Okeke-Agulu was one of over 3,300 to sign an online petition demanding Christie’s stop the auction. The document framed the issue through the lens of Black Lives Matter movement, using the hashtag #BlackArtsMatter. “We must not forget that it is not just the black body, but also black culture, identity and especially art that is being misappropriated,” it read. 

Nigeria’s National Commission for Museums and Monuments also called on the auction house to pull the statues and four other lots from the sale, demanding proof of the objects’ provenance. The Commission alleged that the removal of the items in question may have violated the UNESCO convention of 1954, which protects cultural heritage during armed conflict.

Despite the criticism, Christie’s decided to move forward with the sale. “These objects are being lawfully sold having been publicly exhibited and previously sold over the last decades prior to Christie’s involvement,” a representative from the company told the Associated Press in a statement. 

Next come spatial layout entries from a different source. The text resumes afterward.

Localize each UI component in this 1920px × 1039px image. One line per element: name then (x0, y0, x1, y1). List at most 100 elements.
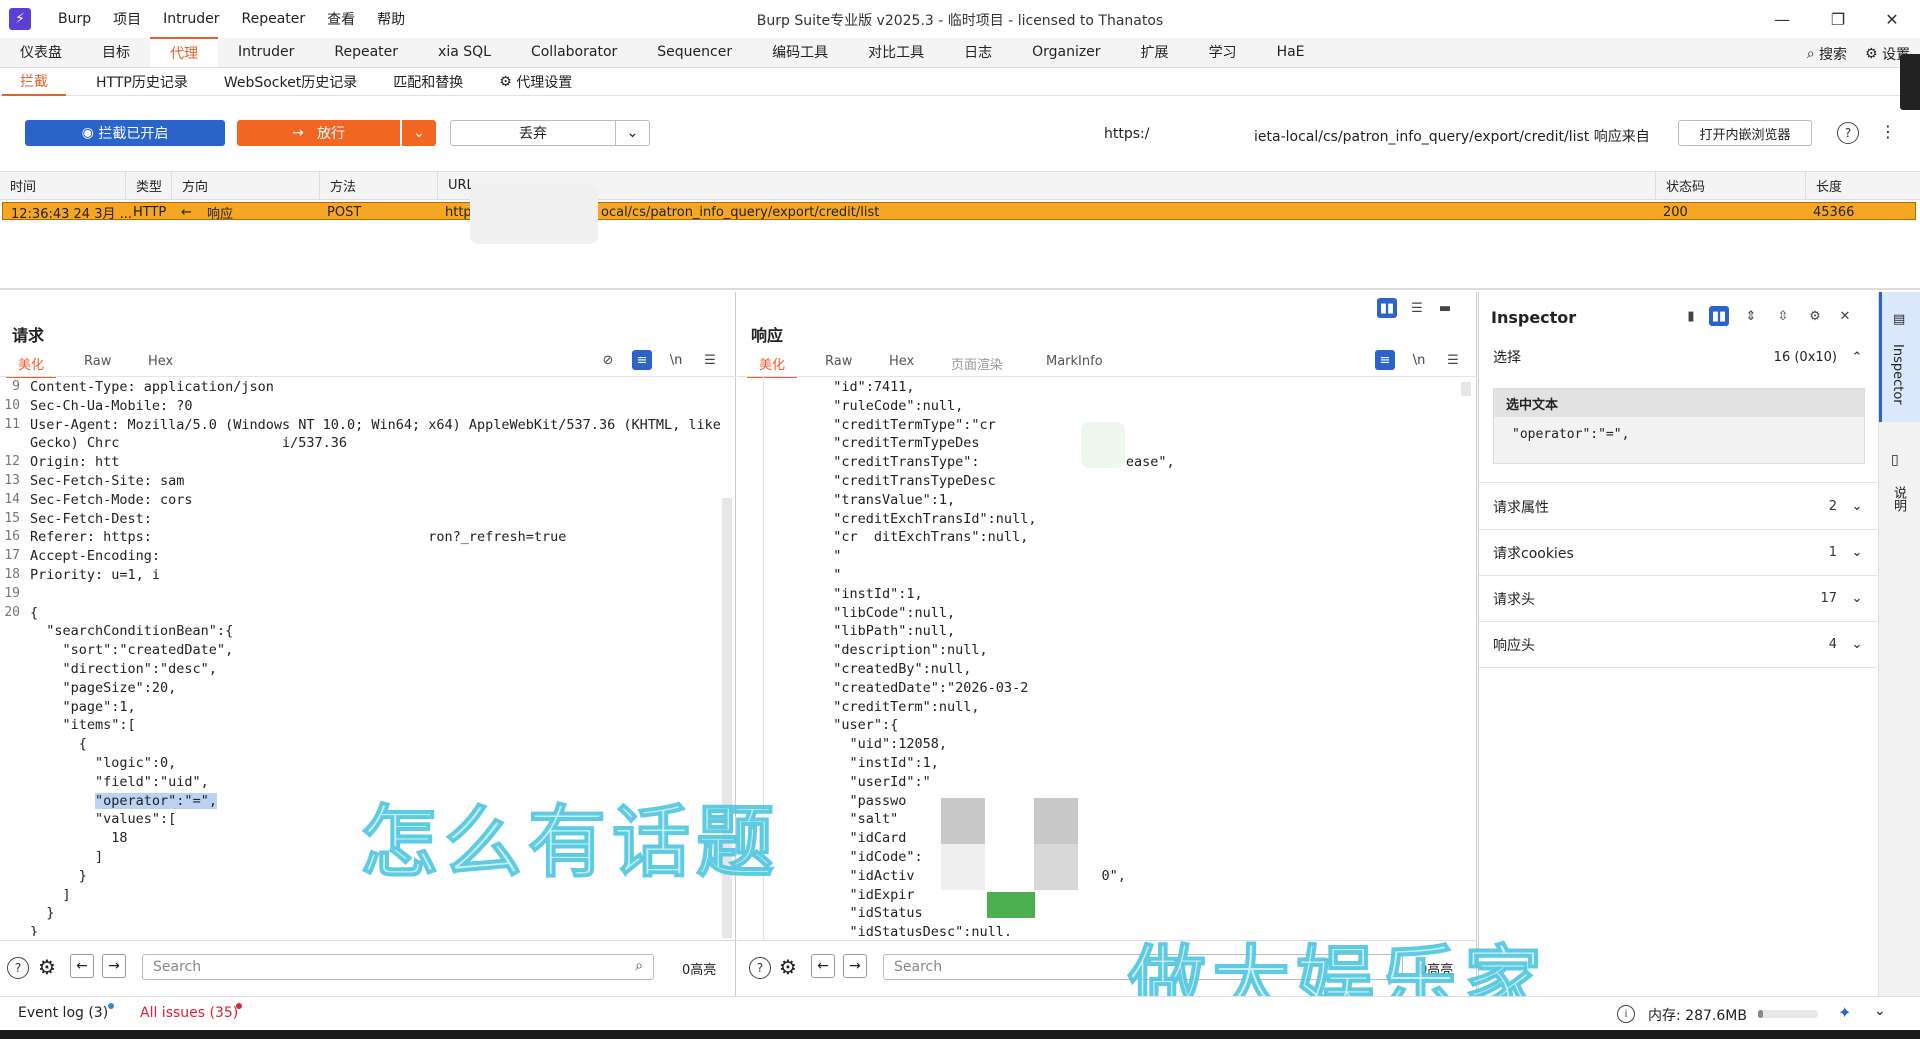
hide-eye-icon[interactable]: ⊘ (598, 350, 618, 370)
wrap-lines-icon[interactable]: ≡ (1375, 350, 1395, 370)
layout-rows-icon[interactable]: ☰ (1407, 298, 1427, 318)
col-length[interactable]: 长度 (1806, 172, 1920, 200)
request-tab-hex[interactable]: Hex (148, 354, 173, 369)
edge-scrollbar[interactable] (1900, 54, 1920, 110)
tab-learn[interactable]: 学习 (1189, 37, 1257, 67)
menu-intruder[interactable]: Intruder (163, 11, 219, 27)
tab-intruder[interactable]: Intruder (218, 37, 314, 67)
menu-repeater[interactable]: Repeater (242, 11, 306, 27)
menu-project[interactable]: 项目 (113, 9, 141, 29)
col-type[interactable]: 类型 (126, 172, 172, 200)
response-tab-render[interactable]: 页面渲染 (951, 354, 1003, 373)
tab-repeater[interactable]: Repeater (314, 37, 418, 67)
help-icon[interactable]: ? (749, 957, 771, 979)
help-icon[interactable]: ? (7, 957, 29, 979)
request-tab-pretty[interactable]: 美化 (5, 354, 57, 378)
inspector-request-cookies[interactable]: 请求cookies 1 ⌄ (1479, 530, 1877, 576)
newline-toggle-icon[interactable]: \n (1409, 350, 1429, 370)
tab-collaborator[interactable]: Collaborator (511, 37, 637, 67)
tab-hae[interactable]: HaE (1257, 37, 1325, 67)
code-line: } (30, 905, 55, 922)
col-direction[interactable]: 方向 (172, 172, 320, 200)
open-browser-button[interactable]: 打开内嵌浏览器 (1678, 120, 1812, 146)
menu-help[interactable]: 帮助 (377, 9, 405, 29)
help-icon[interactable]: ? (1837, 122, 1859, 144)
event-log-link[interactable]: Event log (3) (18, 1005, 108, 1021)
response-tab-markinfo[interactable]: MarkInfo (1046, 354, 1103, 369)
arrow-right-icon[interactable]: → (102, 954, 126, 978)
gear-icon[interactable]: ⚙ (38, 955, 56, 979)
close-icon[interactable]: ✕ (1835, 306, 1855, 326)
forward-dropdown-button[interactable]: ⌄ (402, 120, 436, 146)
more-options-icon[interactable]: ⋮ (1880, 122, 1896, 141)
code-line: "id":7411, (817, 379, 915, 395)
response-tab-raw[interactable]: Raw (825, 354, 852, 369)
code-line: "creditTermTypeDes (817, 435, 980, 452)
collapse-all-icon[interactable]: ⇳ (1773, 306, 1793, 326)
layout-a-icon[interactable]: ▮ (1681, 306, 1701, 326)
table-row[interactable]: 12:36:43 24 3月 ... HTTP ← 响应 POST http o… (2, 202, 1916, 222)
forward-button[interactable]: → 放行 (237, 120, 400, 146)
request-tab-raw[interactable]: Raw (84, 354, 111, 369)
layout-b-icon[interactable]: ▮▮ (1709, 306, 1729, 326)
intercept-toggle-button[interactable]: ◉ 拦截已开启 (25, 120, 225, 146)
col-method[interactable]: 方法 (320, 172, 438, 200)
subtab-match-replace[interactable]: 匹配和替换 (375, 68, 481, 96)
menu-burp[interactable]: Burp (58, 11, 91, 27)
tab-xia-sql[interactable]: xia SQL (418, 37, 511, 67)
response-tab-hex[interactable]: Hex (889, 354, 914, 369)
arrow-right-icon[interactable]: → (843, 954, 867, 978)
response-title: 响应 (751, 326, 784, 345)
inspector-request-headers[interactable]: 请求头 17 ⌄ (1479, 576, 1877, 622)
tab-sequencer[interactable]: Sequencer (637, 37, 752, 67)
request-search-input[interactable]: Search ⌕ (142, 954, 654, 980)
code-line: Sec-Fetch-Dest: (30, 510, 152, 527)
side-tab-notes[interactable]: ▯ 说明 (1879, 452, 1920, 552)
chevron-down-icon[interactable]: ⌄ (1874, 1003, 1886, 1019)
menu-icon[interactable]: ☰ (700, 350, 720, 370)
maximize-icon[interactable]: ❐ (1818, 6, 1858, 32)
tab-target[interactable]: 目标 (82, 37, 150, 67)
subtab-proxy-settings[interactable]: ⚙ 代理设置 (481, 68, 590, 96)
gear-icon[interactable]: ⚙ (1805, 306, 1825, 326)
search-button[interactable]: ⌕ 搜索 (1807, 44, 1847, 64)
selection-size: 16 (0x10) (1773, 349, 1837, 365)
minimize-icon[interactable]: — (1762, 6, 1802, 32)
tab-logger[interactable]: 日志 (944, 37, 1012, 67)
tab-decoder[interactable]: 编码工具 (752, 37, 848, 67)
col-time[interactable]: 时间 (0, 172, 126, 200)
col-url[interactable]: URL (438, 172, 1656, 200)
menu-icon[interactable]: ☰ (1443, 350, 1463, 370)
subtab-websocket-history[interactable]: WebSocket历史记录 (206, 68, 375, 96)
all-issues-link[interactable]: All issues (35) (140, 1005, 238, 1021)
tab-proxy[interactable]: 代理 (150, 37, 218, 67)
inspector-response-headers[interactable]: 响应头 4 ⌄ (1479, 622, 1877, 668)
newline-toggle-icon[interactable]: \n (666, 350, 686, 370)
arrow-left-icon[interactable]: ← (70, 954, 94, 978)
gear-icon[interactable]: ⚙ (779, 955, 797, 979)
subtab-http-history[interactable]: HTTP历史记录 (78, 68, 206, 96)
scrollbar[interactable] (1461, 382, 1471, 396)
tab-comparer[interactable]: 对比工具 (848, 37, 944, 67)
sparkle-icon[interactable]: ✦ (1838, 1003, 1851, 1022)
subtab-intercept[interactable]: 拦截 (2, 68, 66, 96)
info-icon[interactable]: i (1617, 1005, 1635, 1023)
os-taskbar (0, 1030, 1920, 1039)
tab-extensions[interactable]: 扩展 (1121, 37, 1189, 67)
inspector-selection-header[interactable]: 选择 16 (0x10) ⌃ (1479, 334, 1877, 380)
menu-view[interactable]: 查看 (327, 9, 355, 29)
close-window-icon[interactable]: ✕ (1872, 6, 1912, 32)
expand-all-icon[interactable]: ⇕ (1741, 306, 1761, 326)
col-status[interactable]: 状态码 (1656, 172, 1806, 200)
tab-dashboard[interactable]: 仪表盘 (0, 37, 82, 67)
layout-single-icon[interactable]: ▬ (1435, 298, 1455, 318)
response-tab-pretty[interactable]: 美化 (746, 354, 798, 378)
code-line: "creditTerm":null, (817, 698, 980, 715)
tab-organizer[interactable]: Organizer (1012, 37, 1120, 67)
inspector-request-attributes[interactable]: 请求属性 2 ⌄ (1479, 484, 1877, 530)
side-tab-inspector[interactable]: ▤ Inspector (1879, 292, 1920, 422)
drop-select[interactable]: 丢弃 ⌄ (450, 120, 650, 146)
arrow-left-icon[interactable]: ← (811, 954, 835, 978)
layout-split-icon[interactable]: ▮▮ (1377, 298, 1397, 318)
wrap-lines-icon[interactable]: ≡ (632, 350, 652, 370)
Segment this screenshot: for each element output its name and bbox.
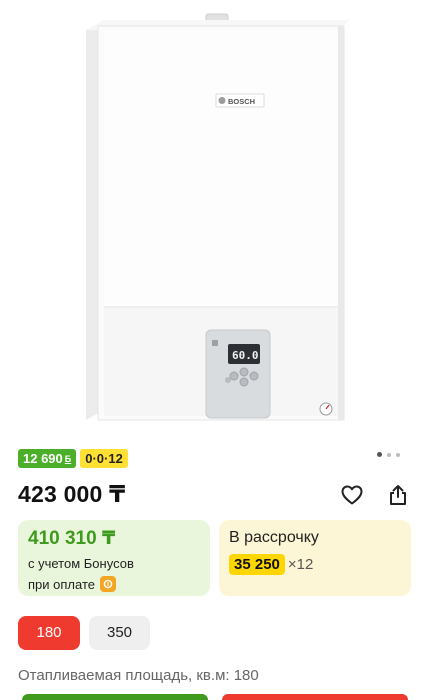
installment-term: ×12 [287, 556, 314, 573]
bottom-action-bar [0, 694, 430, 700]
installment-badge: 0·0·12 [80, 449, 128, 468]
gallery-pagination[interactable] [377, 452, 400, 457]
heated-area-label: Отапливаемая площадь, кв.м: 180 [18, 667, 259, 684]
promo-badges: 12 690 Б 0·0·12 [18, 449, 128, 468]
option-350[interactable]: 350 [89, 616, 150, 650]
display-readout: 60.0 [232, 349, 259, 362]
buy-bonus-button[interactable] [22, 694, 208, 700]
buy-button[interactable] [222, 694, 408, 700]
installment-title: В рассрочку [229, 529, 319, 546]
bonus-badge-value: 12 690 [23, 451, 63, 466]
option-180[interactable]: 180 [18, 616, 80, 650]
product-price: 423 000 ₸ [18, 481, 126, 507]
installment-row: 35 250 ×12 [229, 554, 313, 575]
bonus-note: с учетом Бонусов [28, 556, 134, 571]
gallery-dot-3[interactable] [396, 452, 400, 457]
favorite-button[interactable] [338, 481, 366, 509]
heart-icon [341, 485, 363, 505]
brand-label: BOSCH [228, 97, 255, 106]
bonus-payment-label: при оплате [28, 576, 95, 592]
product-image[interactable]: BOSCH 60.0 [0, 0, 430, 440]
bonus-currency: Б [64, 454, 72, 464]
share-button[interactable] [384, 481, 412, 509]
bonus-price: 410 310 ₸ [28, 528, 116, 549]
installment-amount: 35 250 [229, 554, 285, 575]
share-icon [390, 485, 406, 505]
gallery-dot-2[interactable] [387, 452, 391, 457]
gallery-dot-1[interactable] [377, 452, 382, 457]
bonus-badge: 12 690 Б [18, 449, 77, 468]
installment-card[interactable]: В рассрочку 35 250 ×12 [219, 520, 411, 596]
bonus-payment-note: при оплате [28, 576, 116, 592]
kaspi-icon [99, 576, 116, 592]
bonus-price-card[interactable]: 410 310 ₸ с учетом Бонусов при оплате [18, 520, 210, 596]
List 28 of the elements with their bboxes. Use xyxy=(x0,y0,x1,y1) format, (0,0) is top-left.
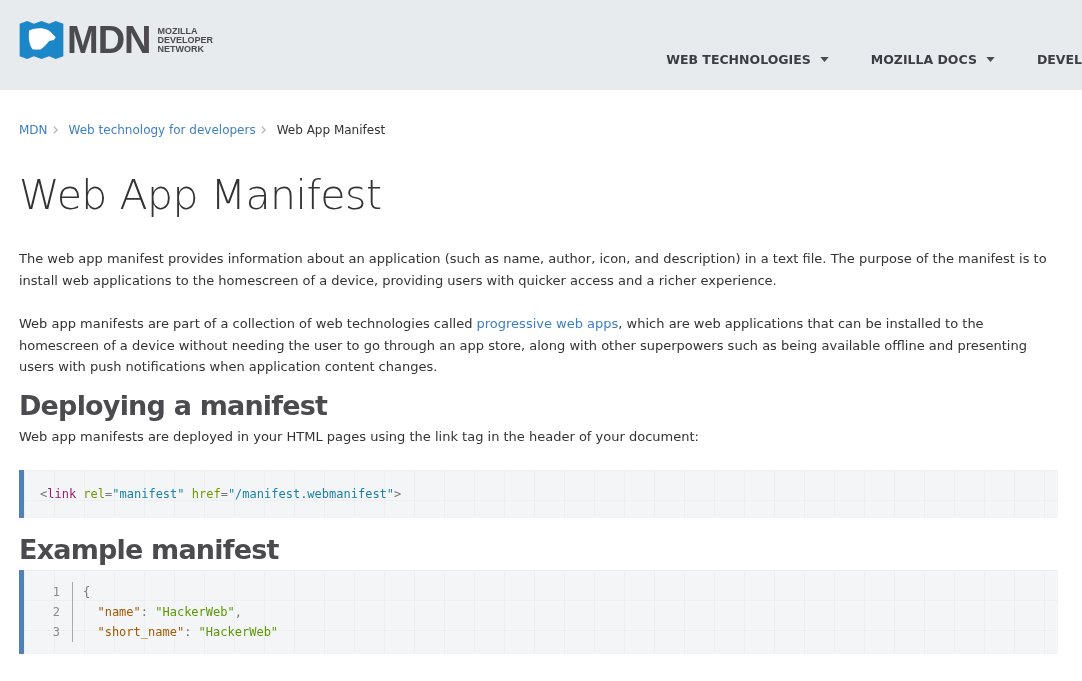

“It is our understanding Mr. Kerchache never went to Nigeria in 1968/69 which suggests local agents were involved in initial trading, likely to Cameroon before shipment to Europe,” an unnamed source from the auction house told CNN.

“Christie’s is in the business of making money, and I understand that,” Okeke-Agulu wrote to Artnet News. “But as they did with the alusi figures from Nigeria, they would fudge the provenance of of the sculptures in their bid to claim they were legally acquired from their original owners. Their claim that the alusi figures came from a place that was not at war, when their own information says that Jacques Kerchache acquired these objects in 1968-69 during the Biafran War of 1967-70 shows how arrogant, and perhaps willfully ignorant, they are of Nigeria’s history.”